Coronavirus: ecco i laboratori F.E.M. impegnati nelle analisi sui tamponi
Visita del Presidente della Provincia autonoma di Trento, Maurizio Fugatti, ai laboratori della Fondazione Edmund Mach impegnati nelle analisi dei tamponi per la ricerca del coronavirus, dove hanno incontrato e ringraziato i ricercatori e i tecnici che fin dallo scoppio dell’emergenza si stanno fortemente impegnando nell’attività di supporto all’Azienda sanitaria trentina.
Alla visita erano presenti anche il direttore dell’APSS di Trento, Paolo Bordon, e il direttore generale del Dipartimento Salute della PAT, Giancarlo Ruscitti, accolti dal presidente FEM, Mirco Maria Franco Cattani, il direttore generale Mario Del Grosso Destreri, la dirigente del Centro Ricerca e Innovazione Annapaola Rizzoli con i coordinatori Heidi Hauffe, Kieran Thuoy e Massimo Pindo che hanno illustrato le varie fasi dell’attività.
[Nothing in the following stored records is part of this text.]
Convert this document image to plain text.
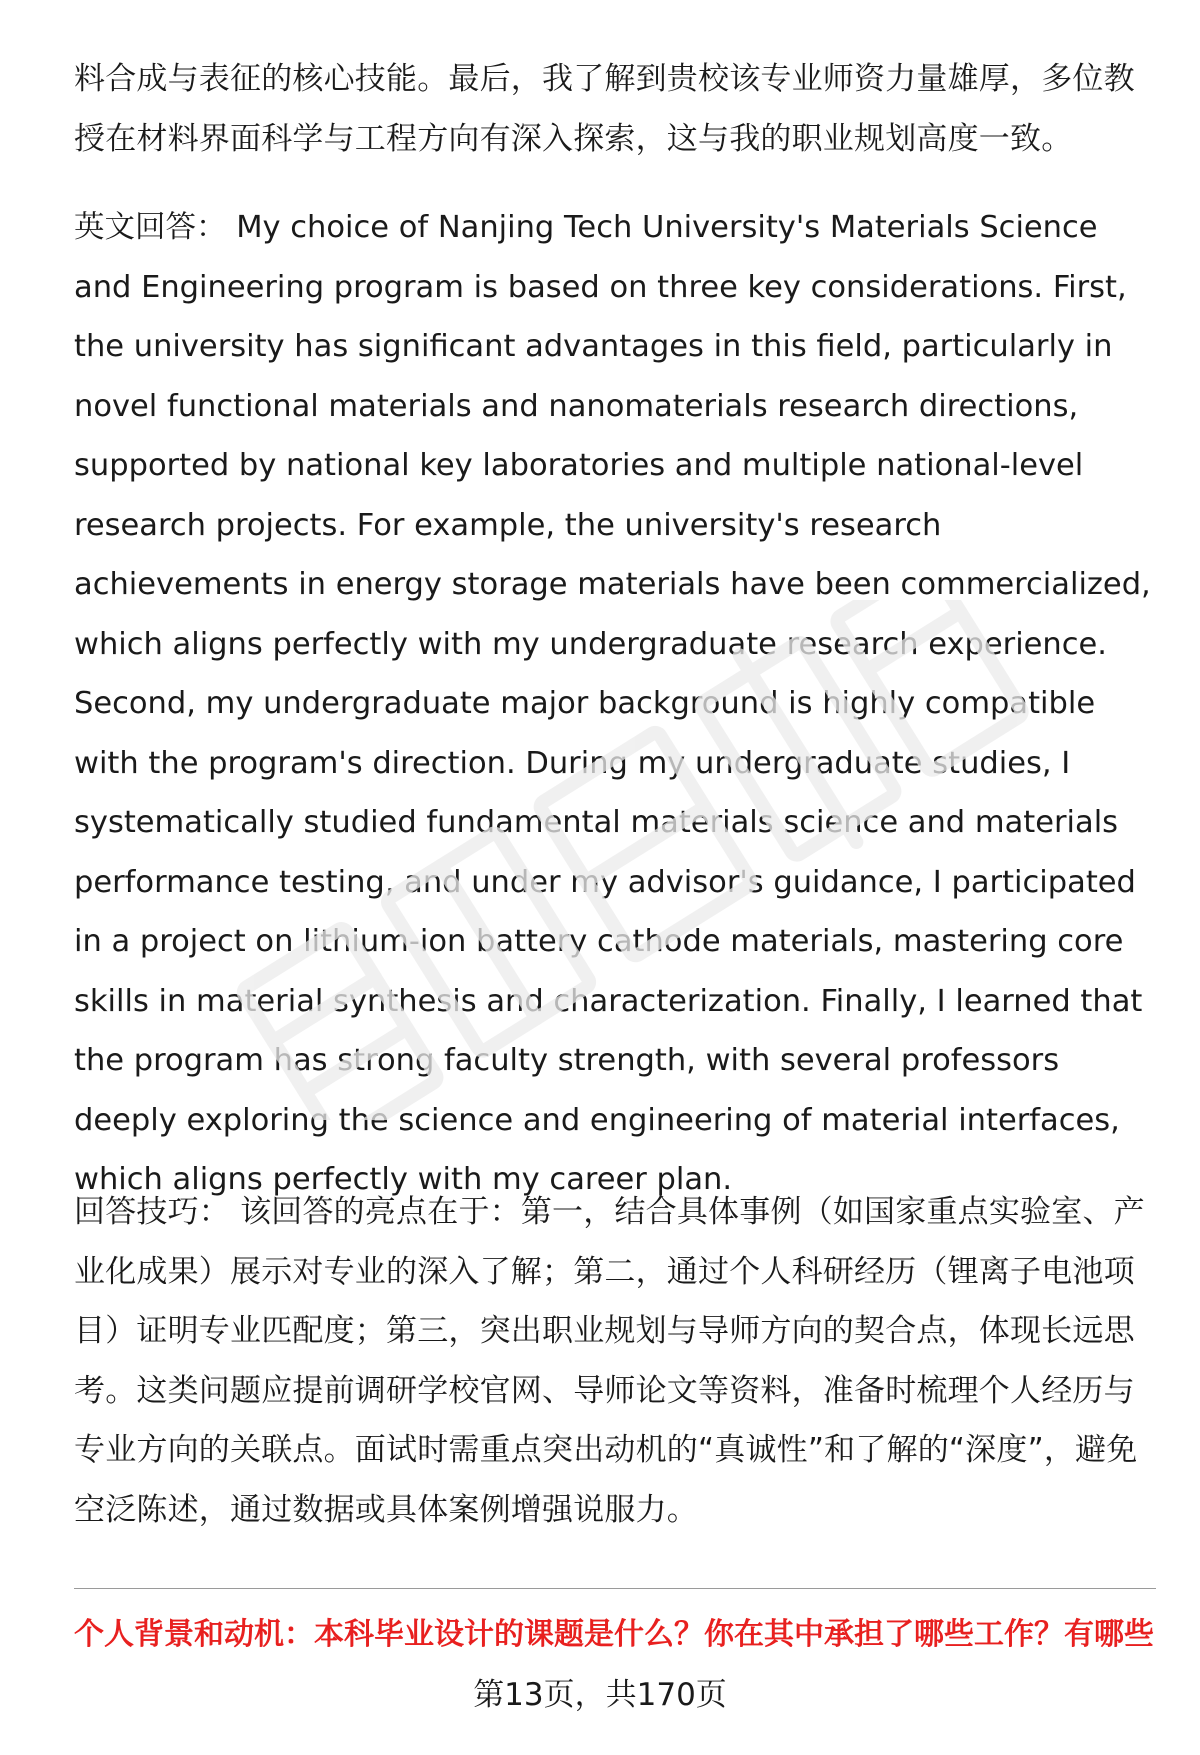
料合成与表征的核心技能。最后，我了解到贵校该专业师资力量雄厚，多位教授在材料界面科学与工程方向有深入探索，这与我的职业规划高度一致。

英文回答： My choice of Nanjing Tech University's Materials Science and Engineering program is based on three key considerations. First, the university has significant advantages in this field, particularly in novel functional materials and nanomaterials research directions, supported by national key laboratories and multiple national-level research projects. For example, the university's research achievements in energy storage materials have been commercialized, which aligns perfectly with my undergraduate research experience. Second, my undergraduate major background is highly compatible with the program's direction. During my undergraduate studies, I systematically studied fundamental materials science and materials performance testing, and under my advisor's guidance, I participated in a project on lithium-ion battery cathode materials, mastering core skills in material synthesis and characterization. Finally, I learned that the program has strong faculty strength, with several professors deeply exploring the science and engineering of material interfaces, which aligns perfectly with my career plan.

回答技巧： 该回答的亮点在于：第一，结合具体事例（如国家重点实验室、产业化成果）展示对专业的深入了解；第二，通过个人科研经历（锂离子电池项目）证明专业匹配度；第三，突出职业规划与导师方向的契合点，体现长远思考。这类问题应提前调研学校官网、导师论文等资料，准备时梳理个人经历与专业方向的关联点。面试时需重点突出动机的“真诚性”和了解的“深度”，避免空泛陈述，通过数据或具体案例增强说服力。

个人背景和动机：本科毕业设计的课题是什么？你在其中承担了哪些工作？有哪些
第13页，共170页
L’attività analitica che si sta svolgendo a San Michele, che ad oggi ha riguardato circa 10.000 tamponi, vede la collaborazione di circa 30 ricercatori, tecnologi e tecnici di oltre 10 unità di ricerca della Fondazione Mach (Genetica della conservazione, Nutrizione e nutrigenomica, Genetica e miglioramento genetico dei fruttiferi, Biologia e fisiologia vegetale, idrobiologia, Ecogenomica, Metabolomica, Qualità Sensoriale, Patologia vegetale e microbiologia applicata ed ecologia applicata, qualità sensoriale nonché la piattaforma di sequenziamento). In poche settimane, come tanti laboratori di ricerca in Europa, questi scienziati si sono rimboccati le maniche per mettere in piedi un nuovo laboratorio con le attrezzature già disponibili ed effettuare le analisi in stretto raccordo con il Laboratorio di Microbiologia e Virologia dell’Ospedale S. Chiara.
Gli scienziati coinvolti, a turni di 6 persone, da quando la mattina presto ricevono i tamponi inattivati alla FEM, hanno 12 ore di tempo per fornire i risultati all’APSS. Il lavoro si divide in due fasi e in due laboratori, dove i protocolli utilizzati sono identici a quelli applicati al S. Chiara. Nella prima fase, in un laboratorio isolato e elevati standard di sicurezza, l’RNA virale viene estratto da una piccola parte del liquido contenuto in ogni tampone, utilizzando un kit dei reagenti e un sistema altamente automatizzato che permette l’estrazione da 96 campioni alla volta. Le “eluizioni” (cioè l’Rna estratto) sono quindi trasportate alla Piattaforma di Sequenziamento nel Palazzo Ricerca e Conoscenza per la seconda fase. Qui, utilizzando un altro kit di reagenti ed un sistema robotizzato si tenta di amplificare una parte dell’RNA del virus SARS-cov2-2019 da ogni campione. La fase di amplificazione è in sostanza quella che individua l’eventuale segnale della presenza del RNA del virus SARS-cov2-2019 e che può rendere un tampone “positivo”. Va aggiunto che ad ogni amplificazione si affianca sempre un ‘controllo interno’ che garantisce non vi siano ‘falsi negativi’. I risultati sono trasmessi via software al Laboratorio del S Chiara di Trento dove vengono e validati.